La troisième condition est le mobile. Nous devons voir qu'il n'enseigne pas avec un motif caché, pour le renom, la gloire ou quoi que ce soit d'autre, mais simplement par amour, par pur amour pour vous. Quand des forces spirituelles sont transmises du maître à celui qui est enseigné, elles ne peuvent être véhiculées que par le médium de l'amour ; il n'y a aucun autre médium qui puisse les véhiculer. Tout autre motif, comme le gain ou le renom, détruirait immédiatement le médium de transmission ; c'est pourquoi tout doit être fait par amour. Celui qui a connu Dieu peut seul être un maître. Quand vous voyez que chez le maître ces conditions sont remplies, vous êtes en sécurité ; si elles ne sont pas remplies, il est imprudent de l'accepter. Il y a un grand risque, s'il ne peut pas transmettre la bonté, qu'il transmette parfois la méchanceté. Il faut se prémunir contre cela ; c'est pourquoi il s'ensuit naturellement que nous ne pouvons pas être enseignés par n'importe qui.

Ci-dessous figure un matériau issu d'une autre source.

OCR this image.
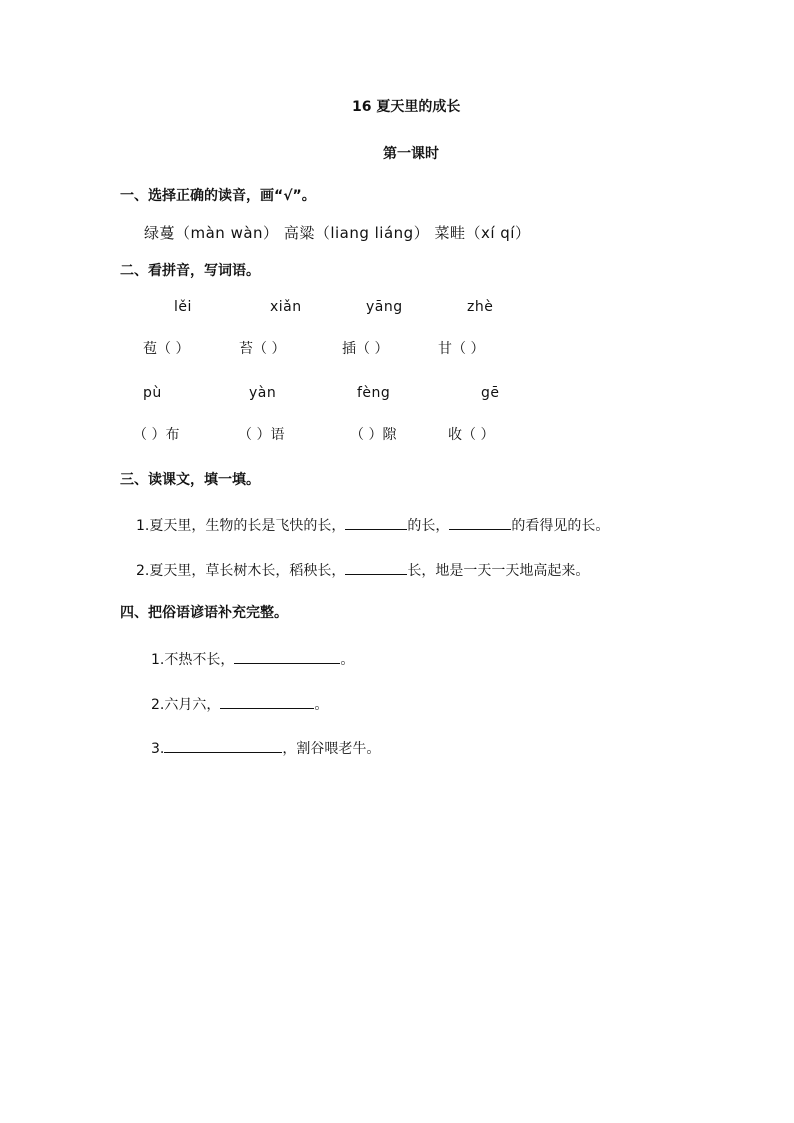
16 夏天里的成长
第一课时
一、选择正确的读音，画“√”。
绿蔓（màn wàn） 高粱（liang liáng） 菜畦（xí qí）
二、看拼音，写词语。
lěi	xiǎn	yāng	zhè
苞（ ）	苔（ ）	插（ ）	甘（ ）
pù	yàn	fèng	gē
（ ）布	（ ）语	（ ）隙	收（ ）
三、读课文，填一填。
1.夏天里，生物的长是飞快的长，	的长，	的看得见的长。
2.夏天里，草长树木长，稻秧长，	长，地是一天一天地高起来。
四、把俗语谚语补充完整。
1.不热不长，	。
2.六月六，	。
3.	，割谷喂老牛。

La prédication des sermons par les ruisseaux et les pierres peut être vraie en tant que figure poétique, mais personne ne peut prêcher un seul grain de vérité tant qu'il ne la possède pas en lui-même. À qui les ruisseaux prêchent-ils des sermons ? Uniquement à l'âme humaine dont le lotus de vie s'est déjà ouvert. Quand le cœur a été ouvert, il peut recevoir des enseignements des ruisseaux ou des pierres — il peut tirer quelque enseignement religieux de tout cela ; mais le cœur fermé ne verra rien que des ruisseaux et des pierres qui roulent. Un aveugle peut venir dans un musée, mais il vient et repart, c'est tout ; s'il veut voir, ses yeux doivent d'abord être ouverts. Cet ouvreur d'yeux de la religion, c'est le maître. Avec le maître, par conséquent, notre relation est celle d'ancêtre et de descendant ; le maître est l'ancêtre spirituel, et le disciple est le descendant spirituel. Il est très beau de parler de liberté et d'indépendance, mais sans humilité, soumission, vénération et foi, il n'y aura pas de religion. C'est un fait significatif que là où cette relation existe encore entre le maître et l'enseigné, là seulement croissent des âmes spirituelles gigantesques ; mais chez ceux qui l'ont rejetée, la religion est devenue un divertissement. Dans les nations et les églises où cette relation entre le maître et l'enseigné n'est pas maintenue, la spiritualité est presque une quantité inconnue. Elle ne vient jamais sans ce sentiment ; il n'y a personne pour transmettre et personne à qui transmettre, parce qu'ils sont tous indépendants. De qui peuvent-ils apprendre ? Et s'ils viennent pour apprendre, ils viennent pour acheter du savoir. Donnez-moi pour un dollar de religion ; ne puis-je pas payer un dollar pour cela ? La religion ne peut pas s'obtenir de cette façon !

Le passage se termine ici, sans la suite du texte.